Current projections are to handle some 60 or more films over five years with an average gross licensing fee in the $350k-3M range (non-theatrical outlet revenue). Sales agent commissions will be around 10-30% of the licensing over a 7-25 year interval, with a majority of cost outlays ($40-150k per film on average) attributable to associated marketing requirements.
For more information on this incredible company that has developed a lightweight, powerful growth model for its shareholders, head on over to the Independent Film Development Corp. main site at: www.iFilmsInc.com
Imperial Resources, and its wholly-owned subsidiary, Imperial Oil & Gas, already well-positioned for serious growth with their interests in Texas (Nunnelly #1 in Montague County and the Cochran #1 in Colorado County) and their 15k barrel/day capacity Salt Water Disposal Facility (SWDF) in the heart of the Barnett Shale, reported some big news today regarding another project with company-making potential similar to the SWDF, detailing initial geological reports on the new Area of Mutual Interest (AMI) in Oklahoma.
The AMI was acquired as per the previously reported (January 2012) agreements, whereby the company exited its previous holdings in the play at a handsome profit and re-entered on a 144 square mile area with geology analogous operating partner’s successful wells in the play. This new 2012 AMI agreement places the company in a 90% ownership position, as opposed to the previous position of 50% ownership, and the new acreage has similar/better potential with really good secondary targets as well.
Analysis of the initial geological data is well in line with IPRC’s projections and it is important to note that not only is the primary target formation under the entire new AMI, but that it has a current/historical production record, is of substantial thickness, and offers a solid analog to the excellent production results of a proximal well (targeting a similar formation) in which the company has a nominal interest (the Test Well).
The Test Well showed initial flow rates in excess of 360 BPD (with 850 McF of gas per day) and has delivered some 31k barrels (and 100M cubic feet of gas) since it went online in November of 2011. IPRC has a strong footing in the Oklahoma Resource Play at the ground floor of what looks like a site that could be developed out into a much larger field, perhaps encompassing several thousand additional wells.
With six additional formation targets available in the new AMI, over 10 historical wells on-site (each of which produced over 100k BOE), Imperial is eager to set about developing this potential company maker. The Oklahoma AMI will make a very strong partner to the SWDF, which benefits from abundant fracking activity in the Barnett Shale (the biggest gas producing structure in Texas), all of which requires immediate/long-term water disposal.

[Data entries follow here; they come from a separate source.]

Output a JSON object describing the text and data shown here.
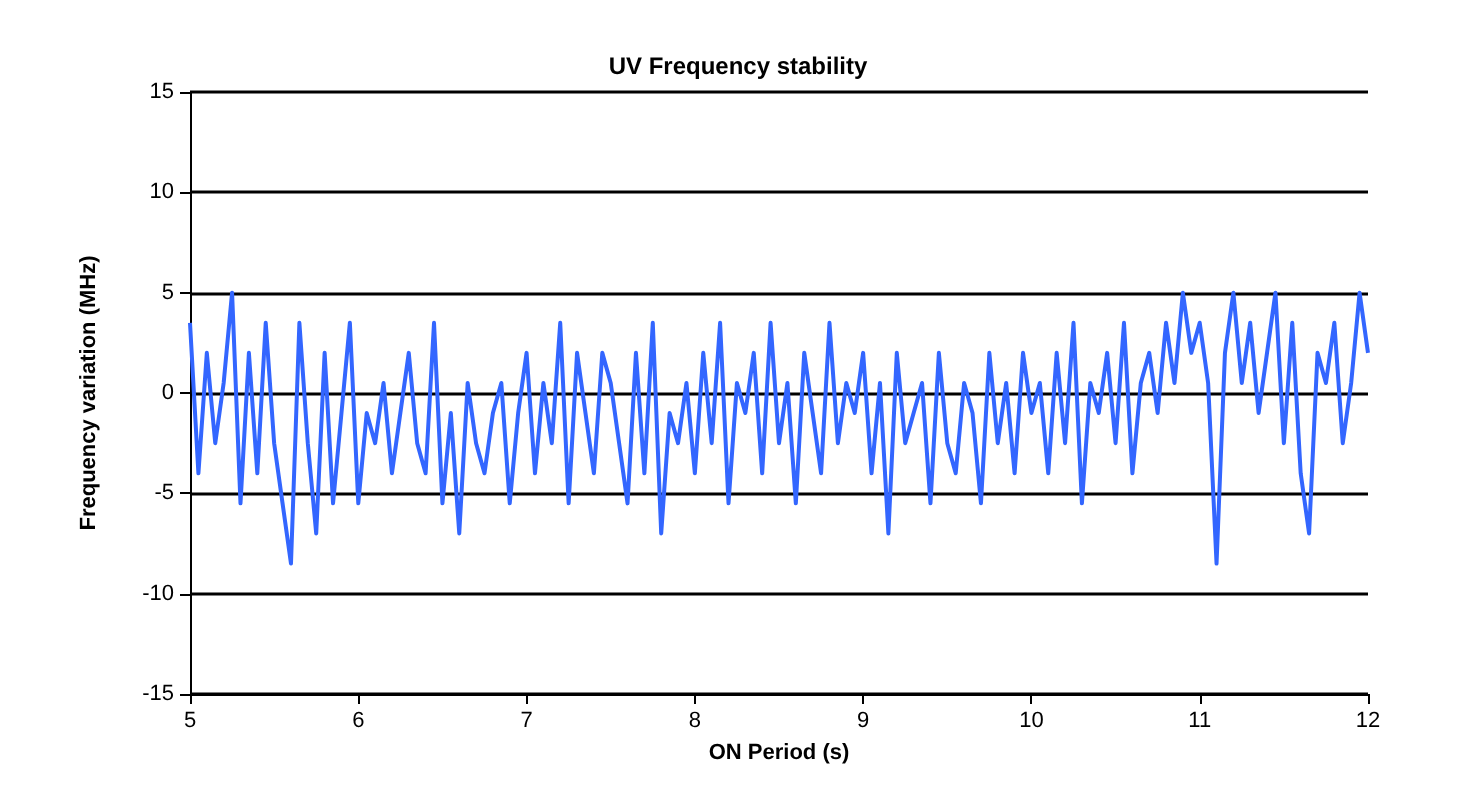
{
  "chart_data": {
    "type": "line",
    "title": "UV Frequency stability",
    "xlabel": "ON Period (s)",
    "ylabel": "Frequency variation (MHz)",
    "x": [
      5,
      5.05,
      5.1,
      5.15,
      5.2,
      5.25,
      5.3,
      5.35,
      5.4,
      5.45,
      5.5,
      5.55,
      5.6,
      5.65,
      5.7,
      5.75,
      5.8,
      5.85,
      5.9,
      5.95,
      6,
      6.05,
      6.1,
      6.15,
      6.2,
      6.25,
      6.3,
      6.35,
      6.4,
      6.45,
      6.5,
      6.55,
      6.6,
      6.65,
      6.7,
      6.75,
      6.8,
      6.85,
      6.9,
      6.95,
      7,
      7.05,
      7.1,
      7.15,
      7.2,
      7.25,
      7.3,
      7.35,
      7.4,
      7.45,
      7.5,
      7.55,
      7.6,
      7.65,
      7.7,
      7.75,
      7.8,
      7.85,
      7.9,
      7.95,
      8,
      8.05,
      8.1,
      8.15,
      8.2,
      8.25,
      8.3,
      8.35,
      8.4,
      8.45,
      8.5,
      8.55,
      8.6,
      8.65,
      8.7,
      8.75,
      8.8,
      8.85,
      8.9,
      8.95,
      9,
      9.05,
      9.1,
      9.15,
      9.2,
      9.25,
      9.3,
      9.35,
      9.4,
      9.45,
      9.5,
      9.55,
      9.6,
      9.65,
      9.7,
      9.75,
      9.8,
      9.85,
      9.9,
      9.95,
      10,
      10.05,
      10.1,
      10.15,
      10.2,
      10.25,
      10.3,
      10.35,
      10.4,
      10.45,
      10.5,
      10.55,
      10.6,
      10.65,
      10.7,
      10.75,
      10.8,
      10.85,
      10.9,
      10.95,
      11,
      11.05,
      11.1,
      11.15,
      11.2,
      11.25,
      11.3,
      11.35,
      11.4,
      11.45,
      11.5,
      11.55,
      11.6,
      11.65,
      11.7,
      11.75,
      11.8,
      11.85,
      11.9,
      11.95,
      12
    ],
    "series": [
      {
        "color": "#3366ff",
        "values": [
          3.5,
          -4,
          2,
          -2.5,
          0.5,
          5,
          -5.5,
          2,
          -4,
          3.5,
          -2.5,
          -5.5,
          -8.5,
          3.5,
          -2.5,
          -7,
          2,
          -5.5,
          -1,
          3.5,
          -5.5,
          -1,
          -2.5,
          0.5,
          -4,
          -1,
          2,
          -2.5,
          -4,
          3.5,
          -5.5,
          -1,
          -7,
          0.5,
          -2.5,
          -4,
          -1,
          0.5,
          -5.5,
          -1,
          2,
          -4,
          0.5,
          -2.5,
          3.5,
          -5.5,
          2,
          -1,
          -4,
          2,
          0.5,
          -2.5,
          -5.5,
          2,
          -4,
          3.5,
          -7,
          -1,
          -2.5,
          0.5,
          -4,
          2,
          -2.5,
          3.5,
          -5.5,
          0.5,
          -1,
          2,
          -4,
          3.5,
          -2.5,
          0.5,
          -5.5,
          2,
          -1,
          -4,
          3.5,
          -2.5,
          0.5,
          -1,
          2,
          -4,
          0.5,
          -7,
          2,
          -2.5,
          -1,
          0.5,
          -5.5,
          2,
          -2.5,
          -4,
          0.5,
          -1,
          -5.5,
          2,
          -2.5,
          0.5,
          -4,
          2,
          -1,
          0.5,
          -4,
          2,
          -2.5,
          3.5,
          -5.5,
          0.5,
          -1,
          2,
          -2.5,
          3.5,
          -4,
          0.5,
          2,
          -1,
          3.5,
          0.5,
          5,
          2,
          3.5,
          0.5,
          -8.5,
          2,
          5,
          0.5,
          3.5,
          -1,
          2,
          5,
          -2.5,
          3.5,
          -4,
          -7,
          2,
          0.5,
          3.5,
          -2.5,
          0.5,
          5,
          2
        ]
      }
    ],
    "xlim": [
      5,
      12
    ],
    "xticks": [
      5,
      6,
      7,
      8,
      9,
      10,
      11,
      12
    ],
    "ylim": [
      -15,
      15
    ],
    "yticks": [
      -15,
      -10,
      -5,
      0,
      5,
      10,
      15
    ],
    "grid": "y",
    "marker": "none",
    "line_style": "solid"
  }
}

The data offers a very clear indication that the blanket formation, which stretches out under then entire AMI, not only offers abundant drilling opportunities, but generally rising acreage price, due to the large quantity of high-quality hydrocarbons. The opportunity looks really good either way and IPRC is keen to develop, especially considering the potentially stratospheric potential of the entire area.
It’s the perfect project for IPRC, which has historically focused on low risk oil and gas opportunities in emerging plays or underdeveloped areas. The company has made a good name for itself in onshore domestic hydrocarbon production and looks to take it to the next level with their SWDF and now the Oklahoma Resource Play.